昔から正月2日はテレビにかぶりつきである。東京・箱根間往復大学駅伝とラグビー大学選手権準決勝2試合が中継放送されるからである。朝は駅伝を観て、午後からラグビーを観るのが最近何年間かの定番となっている。
駅伝で意外だったのは、予選会から勝ち上がってきた日本体育大が26年ぶりの往路優勝を決めたことである。優勝候補の駒沢大は9位と期待外れに終わった。近頃は出走大学もよく変わるし、強かった大学が予選落ちすることもあるので、実際どの大学が優勝するのか容易に分らない。かつては常連だった中央大や大東文化大も弱くなり、その中央大は今日往路で棄権したり、東海大と筑波大は出場権すら逸した。今年は最終区の山登りに昨年まで東洋大のエースとして往路優勝を決めていた、柏原選手のような話題になる力強い選手が見られなくなった。そのせいか、昨年完全優勝の東洋大は早稲田に次いで往路3位だった。勝負は明日の復路で決まる。
ラグビーはどうかと言えば、久しぶりに好試合を堪能した。特に、準決勝の第2試合、筑波大対東海大戦は互角の勝負で後半のノーサイド近くなって、逆転、再逆転のシーソーゲームの末、関東大学対抗戦優勝の筑波大が、リーグ戦優勝の東海大を28-26の僅差で破り決勝戦へ進んだ。もう一つの準決勝は対抗戦同率優勝の帝京大が早稲田に前半7-10とリードされながら、後半圧倒して逆転し、38-10で完勝して決勝戦で筑波大と対決することになった。
決勝戦に早慶明の伝統校のいずれもが出場しなくなって些か寂しい気もする。実際伝統校が出場するゲームは、かつては準決勝なら国立競技場を満員にしたが、今日は精々7分の入りだった。しかし、考えようによっては、これはこれで新しいファン層を掘り起こすことにもなるのではないかとも思う。仮に筑波大が優勝すれば、国立大が大学覇者となる。
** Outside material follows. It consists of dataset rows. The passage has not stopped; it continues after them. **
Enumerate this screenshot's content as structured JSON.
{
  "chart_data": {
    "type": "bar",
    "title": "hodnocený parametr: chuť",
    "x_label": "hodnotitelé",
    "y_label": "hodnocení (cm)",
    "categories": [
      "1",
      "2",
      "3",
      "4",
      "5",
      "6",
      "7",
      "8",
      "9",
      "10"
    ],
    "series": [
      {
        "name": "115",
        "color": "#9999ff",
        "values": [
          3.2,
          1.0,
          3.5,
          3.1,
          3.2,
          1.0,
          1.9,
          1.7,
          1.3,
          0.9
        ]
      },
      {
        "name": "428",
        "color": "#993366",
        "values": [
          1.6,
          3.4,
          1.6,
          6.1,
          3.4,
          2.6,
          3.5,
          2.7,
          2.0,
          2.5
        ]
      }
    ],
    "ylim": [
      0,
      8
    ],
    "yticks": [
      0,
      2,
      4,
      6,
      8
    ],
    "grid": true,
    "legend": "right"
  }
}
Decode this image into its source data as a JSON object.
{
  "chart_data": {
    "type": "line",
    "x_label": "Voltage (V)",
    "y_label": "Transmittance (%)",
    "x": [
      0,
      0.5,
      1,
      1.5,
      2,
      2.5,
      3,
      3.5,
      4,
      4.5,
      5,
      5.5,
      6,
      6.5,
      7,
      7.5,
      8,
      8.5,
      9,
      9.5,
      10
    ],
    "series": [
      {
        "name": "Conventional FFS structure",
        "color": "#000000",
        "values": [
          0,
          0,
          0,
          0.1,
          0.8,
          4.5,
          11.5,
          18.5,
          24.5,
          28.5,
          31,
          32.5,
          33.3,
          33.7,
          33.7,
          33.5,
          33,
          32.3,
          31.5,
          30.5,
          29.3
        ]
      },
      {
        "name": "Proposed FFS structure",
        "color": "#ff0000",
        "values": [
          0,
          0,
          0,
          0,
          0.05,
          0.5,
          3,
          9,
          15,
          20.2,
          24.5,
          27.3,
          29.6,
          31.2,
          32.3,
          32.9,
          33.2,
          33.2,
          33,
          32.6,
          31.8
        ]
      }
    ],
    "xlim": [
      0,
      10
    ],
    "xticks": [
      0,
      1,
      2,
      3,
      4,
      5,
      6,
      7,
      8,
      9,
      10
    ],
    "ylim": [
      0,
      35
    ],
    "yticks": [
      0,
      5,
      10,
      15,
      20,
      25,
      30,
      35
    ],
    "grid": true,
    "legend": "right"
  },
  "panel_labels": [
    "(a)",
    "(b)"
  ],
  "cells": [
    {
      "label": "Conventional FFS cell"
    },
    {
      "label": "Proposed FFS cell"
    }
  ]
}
団体スポーツで国立大がチャンピオンになるなどということは、アメリカン・フットボールの京都大学以来ではないだろうか。
13日の決勝戦が楽しみである。
さて、昨日と今日、年賀状を数多くいただいた。知人からの多種多様な文面をじっくり見ていると、差出人の顔や姿がふっと浮かんでくる。
年賀状を書く習慣がついたのは、何といっても幕張小学校の湯浅和先生のご指導のおかげである。転入した5年生の正月から、版画を彫って書くようになった。それまで年賀状なんて知らなかったし書いたことがなかった。版画の年賀状を彫って書き続けてそのスタイルは大学卒業時まで続いた。先生は、年賀状を書くときの心構えも話してくれた。相手の人を思い浮かべて、その人に気持ちを込めて書きなさいということを教えてもらった。爾来普通の手紙を書くときもそんな気持ちでペンを持っている。印刷技術もなかった当時から、今日まで親しい人や疎遠になった人でも相手を思い、できるだけ宛名は万年筆で気持ちを込めて綴るよう心がけている。
湯浅先生は子どもたちのことを考え、児童教育、とりわけ情操教育に熱心に取り組んでおられた。思いやりの心を教え子にしっかり教えてくれた。写生や俳句を教え学ぶためによく校外へ生徒を連れて出かけた。まだ50歳代で亡くなられてしまったが、海外から絵葉書を送ると必ず丁重な礼状をいただいた。
年賀状を手にして思い出すのも、幼いころの恩師の生き方と教え方だ。湯浅先生には随分いろいろなことを教えてもらい今でも感謝している。これからもできるだけ先生の教えを守り、気持ちを込めて手紙を書くよう努めたいと思っている。